How he could even think about being with another woman again after all the grief Tiffany had put him through was beyond him.
As he roamed around the side of the building, the tidiness of the well-loved garden left him little doubt Briar landscaped it herself. The scent of the confederate jasmine clinging to lattices tickled his nostrils. Bright salmon petunia faces popped out of the soil in cheery abundance. At his approach, a hummingbird flitted away from a butterfly bush. Off the gravel path, a vegetable garden flourished. Squash and tomatoes looked seasoned, a bright slash of color against the lush green landscape.
More of her work there. He saw it, too, in the clumps of daffodils trumpeting up from the mulch between sweet olive bushes. Climbing roses laced their way around porch columns. He smelled the gardenia before he spotted it. The soothing fragrance of the open, palm-sized blooms cleared the way for cool thoughts.
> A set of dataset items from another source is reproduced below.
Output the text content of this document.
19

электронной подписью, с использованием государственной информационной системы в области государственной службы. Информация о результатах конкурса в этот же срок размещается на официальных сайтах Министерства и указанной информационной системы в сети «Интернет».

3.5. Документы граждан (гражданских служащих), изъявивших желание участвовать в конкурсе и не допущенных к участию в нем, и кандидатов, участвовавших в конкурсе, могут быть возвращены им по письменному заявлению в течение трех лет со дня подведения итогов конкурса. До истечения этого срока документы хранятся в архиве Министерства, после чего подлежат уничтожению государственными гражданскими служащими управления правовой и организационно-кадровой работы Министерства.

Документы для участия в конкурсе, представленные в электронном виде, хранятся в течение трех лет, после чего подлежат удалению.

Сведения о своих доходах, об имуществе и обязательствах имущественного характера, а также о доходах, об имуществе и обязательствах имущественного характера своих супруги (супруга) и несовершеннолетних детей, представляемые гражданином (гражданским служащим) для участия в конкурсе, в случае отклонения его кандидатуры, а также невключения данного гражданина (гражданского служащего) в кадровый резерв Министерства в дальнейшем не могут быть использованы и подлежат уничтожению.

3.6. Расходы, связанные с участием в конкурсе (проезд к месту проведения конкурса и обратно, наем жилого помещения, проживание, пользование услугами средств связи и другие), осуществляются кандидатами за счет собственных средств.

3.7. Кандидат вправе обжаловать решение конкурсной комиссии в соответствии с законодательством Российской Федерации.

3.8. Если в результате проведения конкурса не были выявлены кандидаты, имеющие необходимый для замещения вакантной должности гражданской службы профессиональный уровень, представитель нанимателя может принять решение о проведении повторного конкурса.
Briar didn’t need a man with a past as black as his underlying intentions cozying up to her.
“You son of a bitch!”
Frowning toward the voice that had read his thoughts exactly, he pivoted on his heel to face the long, glass-walled greenhouse between the inn and its neighboring twin structure. Something crashed against the floor and he took several steps toward the paned doors that had been thrown wide-open. More expletives reached his ears as he peered around the jamb.
First he spotted the glass splintered on the damp concrete slab and the long-stemmed crimson roses scattered like blood spatter.
Great. He was likening flowers to something he’d seen at a crime scene. The world-weary detective he’d wanted to bury deeply, forever, was taking over again, little by little.
“Hello?” he called.
Instantly, a brilliant streak of red hair peered over a worktable. “Shop’s next door, mister!”
“I heard a commotion,” he called back, taking a step farther over the entrance. “Are you okay?”
She emitted a snort before disappearing from view. Something scraped across the floor, followed by the tinkling protest of glass. Dustpan. “What are you, my knight in shining armor?”
He grimaced. “More like a concerned neighbor. Temporarily, at least.”
The auburn crop appeared again. On second look, her face was round and pixielike with a button of a nose and unpainted lips, which softened the impact of her pronounced bone structure. The eyes that stared back at him were dark and sharp as a whip.